As an online moderator, I've heard that line way too often. There are cognate versions for people who don't understand objections to hate speech that incites its hearers to violence.

"-- and then follows this with all sorts of offensive, prejudiced comments, complete with some body jive and the mention that though she grew up in LA she's since escaped to Alaska..."

Ignorance is a privilege from which stupidity naturally follows. It's not enough to observe that, but it's true.

Would this by any chance be the same woman who was ranting about some actor from the original version of Battlestar Galactica?

I have got to get hold of that recording.

2:48 PM  
Blogger Vicki said...

Not all cons leave the panelists in quite that vague a situation. Some encourage moderators to contact the panelists beforehand--that's a chance to do anything from asking whether someone can bring a watch, or is everyone okay with photography, to attempting to define the subject a bit more, if it's too vague, broad, or narrow.

It's also common to ask panelists to gather in the Green Room beforehand (though this works better in smaller cons, and spaces, than a worldcon); that helps make sure everyone turns up in the same room, but can also be a chance for someone to say "can we please not talk about X, it's all I've done this weekend?" or "I think Y is relevant, if someone else knows enough about it to describe it clearly."

None of this guarantees anything, of course: but much of it can help.

3:24 PM  
Blogger Teresa Nielsen Hayden said...

I've probably been too severe with Blind Lemming Chiffon. He was in over his head, and badly confused.

No one ever mixed ammonia and bleach who didn't start out wanting to get the bathtub really clean.

9:14 PM  
Blogger David Anthony Durham said...


Ah, sainthood... On the other hand, your departure added a memorable sense of drama to the whole thing. So thanks for that. Part of me left with you, just not the physical part that had its butt in the chair.


You make lots of great points. And, yes, race was inherently woven into the topic. It's just such a hard thing to keep control and focus on in a discussion.

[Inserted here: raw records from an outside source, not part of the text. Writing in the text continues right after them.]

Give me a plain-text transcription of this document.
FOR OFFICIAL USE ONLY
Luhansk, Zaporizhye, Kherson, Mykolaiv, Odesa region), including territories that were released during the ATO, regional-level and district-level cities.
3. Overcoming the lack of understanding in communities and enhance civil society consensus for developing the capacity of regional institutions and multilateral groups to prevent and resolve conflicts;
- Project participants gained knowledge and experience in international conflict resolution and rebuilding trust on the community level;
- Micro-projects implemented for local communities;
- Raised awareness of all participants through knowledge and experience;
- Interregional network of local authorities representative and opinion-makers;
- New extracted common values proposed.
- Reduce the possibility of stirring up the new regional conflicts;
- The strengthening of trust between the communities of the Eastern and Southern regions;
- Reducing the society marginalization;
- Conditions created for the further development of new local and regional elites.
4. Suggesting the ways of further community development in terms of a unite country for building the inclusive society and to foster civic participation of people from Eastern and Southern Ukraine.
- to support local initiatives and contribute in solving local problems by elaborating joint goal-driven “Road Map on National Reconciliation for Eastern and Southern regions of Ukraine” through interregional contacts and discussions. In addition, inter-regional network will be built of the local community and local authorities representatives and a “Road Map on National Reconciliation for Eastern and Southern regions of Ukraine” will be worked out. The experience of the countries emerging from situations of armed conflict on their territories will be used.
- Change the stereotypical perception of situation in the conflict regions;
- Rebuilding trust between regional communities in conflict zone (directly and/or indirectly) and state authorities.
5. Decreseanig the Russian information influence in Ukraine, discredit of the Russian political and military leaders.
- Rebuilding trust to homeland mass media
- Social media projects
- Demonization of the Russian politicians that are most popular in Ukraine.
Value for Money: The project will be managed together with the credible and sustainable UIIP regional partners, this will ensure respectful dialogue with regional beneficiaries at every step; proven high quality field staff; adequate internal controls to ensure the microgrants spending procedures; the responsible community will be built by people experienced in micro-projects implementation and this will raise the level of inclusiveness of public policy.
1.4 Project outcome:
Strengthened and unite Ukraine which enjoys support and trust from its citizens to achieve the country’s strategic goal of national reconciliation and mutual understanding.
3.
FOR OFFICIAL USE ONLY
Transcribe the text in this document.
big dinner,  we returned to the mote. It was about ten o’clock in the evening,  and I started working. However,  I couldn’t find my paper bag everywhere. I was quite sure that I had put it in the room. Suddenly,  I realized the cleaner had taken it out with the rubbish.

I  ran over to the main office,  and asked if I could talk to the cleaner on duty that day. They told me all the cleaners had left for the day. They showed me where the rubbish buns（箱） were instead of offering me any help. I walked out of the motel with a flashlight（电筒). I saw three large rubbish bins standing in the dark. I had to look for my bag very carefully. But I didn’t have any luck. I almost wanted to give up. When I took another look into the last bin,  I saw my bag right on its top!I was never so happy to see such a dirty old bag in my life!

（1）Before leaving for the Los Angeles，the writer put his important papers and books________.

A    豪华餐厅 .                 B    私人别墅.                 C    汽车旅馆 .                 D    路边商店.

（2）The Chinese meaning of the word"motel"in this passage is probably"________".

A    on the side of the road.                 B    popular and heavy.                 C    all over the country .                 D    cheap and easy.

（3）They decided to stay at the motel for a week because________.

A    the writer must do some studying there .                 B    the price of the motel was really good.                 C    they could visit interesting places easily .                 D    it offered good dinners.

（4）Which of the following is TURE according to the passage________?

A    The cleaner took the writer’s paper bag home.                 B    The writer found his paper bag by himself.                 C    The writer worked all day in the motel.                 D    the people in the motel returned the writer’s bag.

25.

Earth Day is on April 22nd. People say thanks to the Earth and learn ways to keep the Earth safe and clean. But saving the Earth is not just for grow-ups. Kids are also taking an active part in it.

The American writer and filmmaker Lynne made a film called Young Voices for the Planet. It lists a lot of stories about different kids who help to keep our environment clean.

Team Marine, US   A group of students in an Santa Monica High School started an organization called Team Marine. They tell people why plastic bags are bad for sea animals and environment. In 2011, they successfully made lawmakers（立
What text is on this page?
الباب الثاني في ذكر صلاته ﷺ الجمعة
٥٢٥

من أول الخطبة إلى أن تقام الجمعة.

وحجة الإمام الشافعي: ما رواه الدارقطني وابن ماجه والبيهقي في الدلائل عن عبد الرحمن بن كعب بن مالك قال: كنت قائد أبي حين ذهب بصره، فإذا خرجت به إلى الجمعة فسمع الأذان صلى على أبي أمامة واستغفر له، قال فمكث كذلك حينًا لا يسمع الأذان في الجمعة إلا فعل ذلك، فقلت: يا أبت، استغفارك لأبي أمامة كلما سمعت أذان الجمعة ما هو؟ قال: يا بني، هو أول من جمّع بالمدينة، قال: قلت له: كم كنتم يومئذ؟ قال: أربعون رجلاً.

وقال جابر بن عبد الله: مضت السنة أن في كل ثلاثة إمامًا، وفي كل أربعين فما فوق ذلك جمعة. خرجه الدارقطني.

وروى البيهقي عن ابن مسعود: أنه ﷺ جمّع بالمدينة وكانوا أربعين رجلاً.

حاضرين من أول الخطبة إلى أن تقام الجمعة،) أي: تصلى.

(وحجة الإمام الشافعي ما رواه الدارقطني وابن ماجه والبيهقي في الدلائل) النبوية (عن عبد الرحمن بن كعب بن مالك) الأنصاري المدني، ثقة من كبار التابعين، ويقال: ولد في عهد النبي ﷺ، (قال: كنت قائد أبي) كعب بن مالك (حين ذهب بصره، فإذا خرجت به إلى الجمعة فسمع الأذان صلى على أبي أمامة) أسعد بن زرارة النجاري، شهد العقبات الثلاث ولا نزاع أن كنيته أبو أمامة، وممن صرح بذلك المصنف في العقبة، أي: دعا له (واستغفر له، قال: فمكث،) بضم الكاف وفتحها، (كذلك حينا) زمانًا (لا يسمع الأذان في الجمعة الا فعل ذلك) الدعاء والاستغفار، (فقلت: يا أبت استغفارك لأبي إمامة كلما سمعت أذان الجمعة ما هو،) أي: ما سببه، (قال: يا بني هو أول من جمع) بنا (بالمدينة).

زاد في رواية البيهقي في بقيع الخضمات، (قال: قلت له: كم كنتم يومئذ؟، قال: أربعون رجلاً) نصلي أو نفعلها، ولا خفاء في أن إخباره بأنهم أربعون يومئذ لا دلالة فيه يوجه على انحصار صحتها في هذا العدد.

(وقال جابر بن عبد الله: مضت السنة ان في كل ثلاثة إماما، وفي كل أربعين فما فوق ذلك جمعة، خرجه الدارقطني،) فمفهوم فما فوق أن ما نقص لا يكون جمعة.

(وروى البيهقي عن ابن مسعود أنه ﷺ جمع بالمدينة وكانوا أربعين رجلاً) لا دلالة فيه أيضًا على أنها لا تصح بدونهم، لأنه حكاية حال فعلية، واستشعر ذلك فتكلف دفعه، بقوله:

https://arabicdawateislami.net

So easy to go off on tangents and/or to cause insult.

I mainly mentioned Geoff because once the conversation went completely into race-related issues he turned to me and apologized for providing the opening.

Yes, I think that woman one did get emotional when remembering an actor from Battlestar Galatica...


You're absolutely right. In general there's nothing stopping us from being better prepared ahead of time. I've been on panels where we were in touch ahead of time, organized, prepped, etc. Not a bad thing. But that just doesn't work for everyone all the time. In this case, the panel was on the last day, so I imagine prepping for it was low on our priority list considering all the things that came before.

Meeting in the Green Room is a great idea. My most successful panel this time around - moderated by Guy Gavriel Kay - did just that. It was great to get even ten minutes of prep ahead of time. But... for quite a few of my panels this time that was impossible because of being booked back to back. And... on more than one panel the moderator had dropped out, but the rest of the panel hadn't been informed about it.

11:02 AM  
Anonymous Greg said... First I've heard of this. Nothing I was on went this badly, but some of the organization in general frankly left something to be desired--on one panel I could have done without having to shout over the kids who were (quite reasonably) shouting and having a great time playing in the room right next door to ours (which was open to our room). And I would think that at something like Worldcon, a panel on the business of writing including George R.R. Martin might have been better placed than in an area smaller than my living room at home (the audience was practically in the panelists' laps). Heard a number of other such stories too...though none as good as yours, David. But remember: Campbell Award! I imagine that helps make the memory a little better. :)

2:53 AM  
Blogger Teresa Nielsen Hayden said...

Thing about meeting in the Green Room is that you have to walk to the Green Room, then walk to your panel. For some of us, that's a lot of distance to cover.